One answer to a more general question I found most alarming. Although many of those who ‘cast their votes’ said they are still active in the church, the majority of the participants indicated that they feel no longer inspired by their church. That is, indeed, a very serious matter. If a major part of the members no longer feels inspired by the church—by what it has to say and by what it offers its members and those around us—there is no real future for the church.  Is that, when push comes to shove, what is troubling the Adventist Church in the West?

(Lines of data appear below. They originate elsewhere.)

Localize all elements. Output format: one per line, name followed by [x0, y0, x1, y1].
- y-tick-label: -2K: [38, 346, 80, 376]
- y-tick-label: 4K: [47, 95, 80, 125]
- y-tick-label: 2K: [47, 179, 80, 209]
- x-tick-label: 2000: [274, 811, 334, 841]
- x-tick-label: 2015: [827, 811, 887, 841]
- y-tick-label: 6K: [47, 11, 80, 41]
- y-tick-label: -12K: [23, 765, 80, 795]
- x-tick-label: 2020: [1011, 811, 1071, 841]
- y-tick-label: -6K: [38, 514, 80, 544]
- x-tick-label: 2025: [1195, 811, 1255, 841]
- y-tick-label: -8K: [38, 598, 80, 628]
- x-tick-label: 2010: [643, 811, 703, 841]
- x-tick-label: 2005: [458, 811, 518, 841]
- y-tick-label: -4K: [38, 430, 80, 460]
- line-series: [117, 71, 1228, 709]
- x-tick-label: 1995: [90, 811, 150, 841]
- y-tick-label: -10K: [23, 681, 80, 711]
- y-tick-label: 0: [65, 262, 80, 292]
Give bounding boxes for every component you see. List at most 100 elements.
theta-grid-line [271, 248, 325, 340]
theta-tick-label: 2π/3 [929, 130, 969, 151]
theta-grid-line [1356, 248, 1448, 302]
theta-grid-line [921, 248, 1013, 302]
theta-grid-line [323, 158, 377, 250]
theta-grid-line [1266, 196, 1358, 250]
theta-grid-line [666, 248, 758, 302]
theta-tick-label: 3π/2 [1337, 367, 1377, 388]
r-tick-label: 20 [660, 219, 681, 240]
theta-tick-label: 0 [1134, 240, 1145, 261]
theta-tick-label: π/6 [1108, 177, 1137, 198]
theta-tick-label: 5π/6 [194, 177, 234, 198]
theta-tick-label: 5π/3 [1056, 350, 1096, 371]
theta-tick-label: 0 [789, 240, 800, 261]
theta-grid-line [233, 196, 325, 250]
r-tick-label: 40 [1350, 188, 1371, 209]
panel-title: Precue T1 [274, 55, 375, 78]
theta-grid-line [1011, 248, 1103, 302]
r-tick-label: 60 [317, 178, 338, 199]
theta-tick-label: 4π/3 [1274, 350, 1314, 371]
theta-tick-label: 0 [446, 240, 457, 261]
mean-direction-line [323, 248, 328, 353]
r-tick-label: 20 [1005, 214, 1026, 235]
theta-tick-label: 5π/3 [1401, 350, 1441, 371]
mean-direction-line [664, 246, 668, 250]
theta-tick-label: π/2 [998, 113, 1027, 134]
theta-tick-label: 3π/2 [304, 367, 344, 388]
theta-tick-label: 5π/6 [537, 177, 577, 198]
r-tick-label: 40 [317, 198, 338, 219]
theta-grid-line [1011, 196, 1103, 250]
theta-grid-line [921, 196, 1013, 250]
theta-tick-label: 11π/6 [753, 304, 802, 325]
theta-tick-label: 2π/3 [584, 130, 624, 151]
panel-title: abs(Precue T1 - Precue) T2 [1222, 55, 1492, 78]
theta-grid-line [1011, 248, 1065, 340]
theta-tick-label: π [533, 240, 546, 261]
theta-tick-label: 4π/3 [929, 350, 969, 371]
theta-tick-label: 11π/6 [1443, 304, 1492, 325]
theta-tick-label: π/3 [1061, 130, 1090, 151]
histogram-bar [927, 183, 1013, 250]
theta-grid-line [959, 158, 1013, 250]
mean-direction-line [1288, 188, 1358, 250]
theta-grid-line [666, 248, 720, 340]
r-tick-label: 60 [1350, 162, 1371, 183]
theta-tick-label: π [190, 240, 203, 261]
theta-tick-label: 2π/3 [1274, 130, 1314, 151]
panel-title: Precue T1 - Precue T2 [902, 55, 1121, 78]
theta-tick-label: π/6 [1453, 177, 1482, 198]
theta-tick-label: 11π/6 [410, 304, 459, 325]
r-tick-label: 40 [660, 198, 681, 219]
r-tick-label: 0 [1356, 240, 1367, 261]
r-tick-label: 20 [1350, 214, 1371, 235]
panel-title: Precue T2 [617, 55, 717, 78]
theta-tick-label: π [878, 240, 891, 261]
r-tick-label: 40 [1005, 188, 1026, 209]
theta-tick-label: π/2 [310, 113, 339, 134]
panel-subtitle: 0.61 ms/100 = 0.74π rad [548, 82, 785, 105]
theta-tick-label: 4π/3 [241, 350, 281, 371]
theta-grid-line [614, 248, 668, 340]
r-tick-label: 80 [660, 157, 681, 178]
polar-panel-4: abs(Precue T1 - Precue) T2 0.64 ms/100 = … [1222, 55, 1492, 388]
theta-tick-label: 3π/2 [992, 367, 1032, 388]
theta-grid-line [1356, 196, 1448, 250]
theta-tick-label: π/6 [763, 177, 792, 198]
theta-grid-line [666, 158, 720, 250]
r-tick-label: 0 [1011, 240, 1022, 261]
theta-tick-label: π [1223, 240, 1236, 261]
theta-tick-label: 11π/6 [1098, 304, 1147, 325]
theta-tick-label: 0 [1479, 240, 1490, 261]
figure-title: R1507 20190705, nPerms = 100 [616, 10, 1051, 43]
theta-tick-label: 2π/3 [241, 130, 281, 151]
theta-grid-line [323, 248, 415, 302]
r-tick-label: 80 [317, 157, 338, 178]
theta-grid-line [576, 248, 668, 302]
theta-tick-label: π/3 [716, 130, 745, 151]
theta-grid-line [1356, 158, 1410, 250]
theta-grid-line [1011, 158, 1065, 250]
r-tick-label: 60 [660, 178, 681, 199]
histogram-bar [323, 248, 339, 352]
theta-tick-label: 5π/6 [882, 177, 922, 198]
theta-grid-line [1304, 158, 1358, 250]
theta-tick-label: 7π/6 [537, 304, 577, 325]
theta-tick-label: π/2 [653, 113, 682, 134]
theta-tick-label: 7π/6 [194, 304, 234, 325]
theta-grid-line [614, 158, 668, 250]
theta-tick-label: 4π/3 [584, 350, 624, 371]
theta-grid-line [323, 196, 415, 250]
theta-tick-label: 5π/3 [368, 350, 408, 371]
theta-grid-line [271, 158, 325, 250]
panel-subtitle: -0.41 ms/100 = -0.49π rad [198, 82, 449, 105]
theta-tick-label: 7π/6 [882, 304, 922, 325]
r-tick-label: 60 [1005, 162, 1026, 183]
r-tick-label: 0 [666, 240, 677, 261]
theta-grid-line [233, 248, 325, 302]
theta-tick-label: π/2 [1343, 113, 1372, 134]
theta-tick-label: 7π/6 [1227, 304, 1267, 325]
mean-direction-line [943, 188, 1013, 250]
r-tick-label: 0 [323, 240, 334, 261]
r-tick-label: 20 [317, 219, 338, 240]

When I ask myself the question whether the church continues to inspire me, I have no unambivalent answer. Some things, fortunately, do, but there are also many things that I experience as dull, uninspiring and sometimes even distasteful. I hang on, and want to do what I can to help turn the tide—together with many others who often feel disappointed by their church but, like me, do not want to give up on it.

How can the church become more inspiring to an increasing number of members who would like to see a different kind of church?  I believe it basically boils down to perhaps five core issues:

  1. We need local churches that provide a warm and welcoming environment, where members and friends of the church feel at home and find a community where they can truly ‘belong’.
  2. It is great to be part of a world-wide movement, but the church is, above everything else, a local community, that must provide space to all who want to belong to it. While being united with regard to some core beliefs, there must be a ‘gracious spaciousness’ to allow for diversity in thought, and there must be room for open discussion. The members must feel they can be who they are, without being judged or criticized.
  3. The church needs the kind of worship, teaching and preaching that, while doing justice to the core of Adventist beliefs, relates to the issues of everyday postmodern life. While we must know what we believe, we must also realize that not all beliefs are equally ‘fundamental’ and that views may (must?) develop over time.
  4. The church can only be true to its calling and inspire if it makes a meaningful contribution to the world around us. We may not be able to be involved with all the issues that are important in our society, but we have convictions that should lead us to choose areas where we can make a real difference.
  5. The church must be a ‘safe’ place, where everyone can feel truly welcome, and where we can bring our friends and others, regardless of their background or orientation, without any fear that they may be looked down upon or worse.

If most local churches would succeed in becoming that kind of community, I am sure I would feel more inspired by my church—and many others with me.